Ghost Recon Breakpoint launched last week after months of anticipation, but it seems reviewers aren’t as impressed with the game as they were with the possibilities teased by Ubisoft’s pre-launch reveals. Screen Rant gave Ghost Recon Breakpoint 2.5/5 stars, and that’s not even the least favorable review the game has gotten.
Breakpoint’s review scores are some of the lowest yet for the franchise, which was never one of the most beloved game series to begin with. While the original Ghost Recon received generally positive reviews when it launched in 2001, the series has seen a downward trend since then. In 2017, Ghost Recon: Wildlands was released to the worst reviews yet in the series, not only for its gameplay shortfalls, but also for what was widely regarded as a racist portrayal of its Bolivian characters.
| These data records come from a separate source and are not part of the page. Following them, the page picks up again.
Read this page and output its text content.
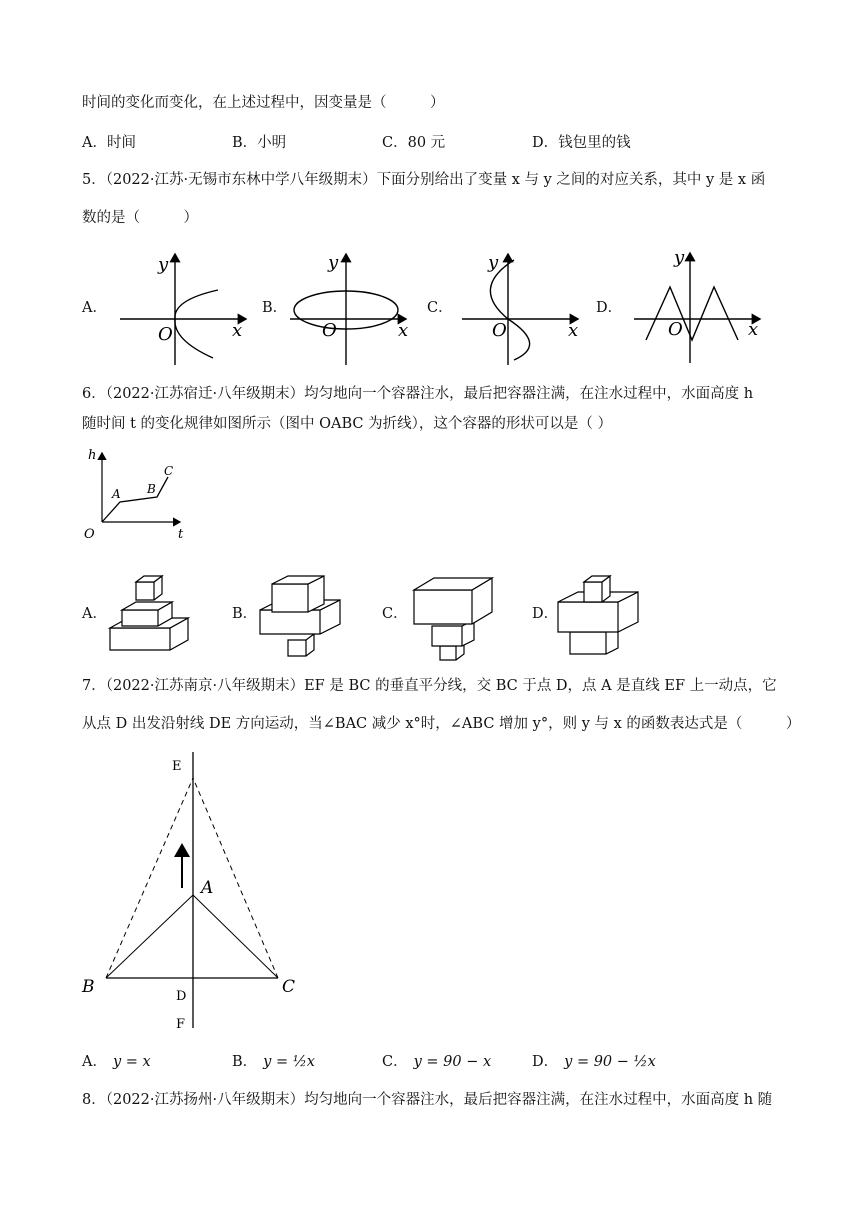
时间的变化而变化，在上述过程中，因变量是（　　　）
A．时间	B．小明	C．80 元	D．钱包里的钱
5．（2022·江苏·无锡市东林中学八年级期末）下面分别给出了变量 x 与 y 之间的对应关系，其中 y 是 x 函
数的是（　　　）
A．	B．	C．	D．
y
O	x
y
O	x
y
O	x
y
O	x
6．（2022·江苏宿迁·八年级期末）均匀地向一个容器注水，最后把容器注满，在注水过程中，水面高度 h
随时间 t 的变化规律如图所示（图中 OABC 为折线），这个容器的形状可以是（ ）
h
O	t
A B
C
A．	B．	C．	D．
7．（2022·江苏南京·八年级期末）EF 是 BC 的垂直平分线，交 BC 于点 D，点 A 是直线 EF 上一动点，它
从点 D 出发沿射线 DE 方向运动，当∠BAC 减少 x°时，∠ABC 增加 y°，则 y 与 x 的函数表达式是（　　　）
E
A
B	C
D
F
A． y = x	B． y = ½x	C． y = 90 − x	D． y = 90 − ½x
8．（2022·江苏扬州·八年级期末）均匀地向一个容器注水，最后把容器注满，在注水过程中，水面高度 h 随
It was so bad that the Bolivian government even lodged a formal complaint against Ubisoft, the game’s publisher.
Aside from Jon Bernthal’s Breakpoint character appearing in recent Wildlands DLC, the two games have little in common, and Breakpoint fortunately seems to have toned down its more problematic elements. That hasn’t saved it from garnering even more negative reviews than Wildlands, though, with a current Metacritic score of 56 for the PS4 version from 18 reviews. One of the most frequent complaints about the game is what VGC describes as its “identity crisis.” According to several reviews, Breakpoint is at odds with itself, combining elements of different games, from its open world structure to its survival elements, without ever bringing them together into something unique. Reviews also point out its weak RPG progression, which many say feels tacked on, and compare it unfavorably to other Ubisoft games like The Division 2.
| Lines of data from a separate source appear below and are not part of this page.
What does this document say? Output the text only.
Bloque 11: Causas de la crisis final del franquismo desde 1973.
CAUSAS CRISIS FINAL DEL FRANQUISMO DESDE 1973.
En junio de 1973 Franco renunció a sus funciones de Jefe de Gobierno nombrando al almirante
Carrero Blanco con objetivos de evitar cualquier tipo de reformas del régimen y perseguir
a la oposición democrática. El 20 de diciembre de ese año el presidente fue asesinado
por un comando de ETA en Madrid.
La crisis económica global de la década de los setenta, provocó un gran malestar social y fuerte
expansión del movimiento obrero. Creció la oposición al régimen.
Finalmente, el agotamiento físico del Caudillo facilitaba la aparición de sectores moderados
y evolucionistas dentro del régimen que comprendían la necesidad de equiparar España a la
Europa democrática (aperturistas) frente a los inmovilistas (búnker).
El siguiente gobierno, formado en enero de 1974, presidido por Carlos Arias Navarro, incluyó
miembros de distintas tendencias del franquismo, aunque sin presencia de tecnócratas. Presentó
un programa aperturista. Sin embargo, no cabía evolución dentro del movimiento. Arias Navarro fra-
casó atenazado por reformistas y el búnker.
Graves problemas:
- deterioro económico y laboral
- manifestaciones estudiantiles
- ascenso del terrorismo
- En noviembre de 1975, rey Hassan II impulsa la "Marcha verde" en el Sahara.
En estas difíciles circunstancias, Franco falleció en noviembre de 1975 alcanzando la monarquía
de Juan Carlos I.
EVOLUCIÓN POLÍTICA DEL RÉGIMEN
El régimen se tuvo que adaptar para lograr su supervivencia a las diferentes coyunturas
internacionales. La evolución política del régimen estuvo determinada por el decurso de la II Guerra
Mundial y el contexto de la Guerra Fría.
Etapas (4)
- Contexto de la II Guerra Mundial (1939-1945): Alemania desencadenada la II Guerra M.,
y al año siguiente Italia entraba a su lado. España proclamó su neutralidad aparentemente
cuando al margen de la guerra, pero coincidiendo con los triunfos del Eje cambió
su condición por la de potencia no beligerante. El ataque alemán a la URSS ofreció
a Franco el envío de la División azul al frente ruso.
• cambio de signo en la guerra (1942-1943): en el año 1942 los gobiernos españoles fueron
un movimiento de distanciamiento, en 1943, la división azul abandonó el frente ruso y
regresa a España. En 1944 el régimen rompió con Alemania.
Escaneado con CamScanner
Another common thread in Breakpoint’s reviews is that its microtransactions cross the line from being irritating to actively making the game worse. Ubisoft has now removed some of Breakpoint’s most egregious microtransactions, such as XP boosters and skill points, but says they’ll return at an unspecified date. While they were called out as potentially damaging the game’s difficulty curve in some reviews, they’re far from the only microtransactions available. With what Ubisoft called “time-savers” gone, Breakpoint players can still pay real money for multitudes of in-game items and cosmetics.
Ghost Recon Breakpoint may not be outright offensive like its predecessor, but by most accounts, it’s still a game with too many disparate elements that never come together in a satisfying way. It also leans hard on microtransactions at a time when they’re under fire from inside and outside the games industry. In some ways it seems like Ghost Recon Breakpoint was an attempt to restart the series after the debacle of Wildlands, but based on its reception, it’s just as likely that the next Ghost Recon will have to reboot it once again, and it’s hard to imagine anyone thinking that’s not the best thing for it.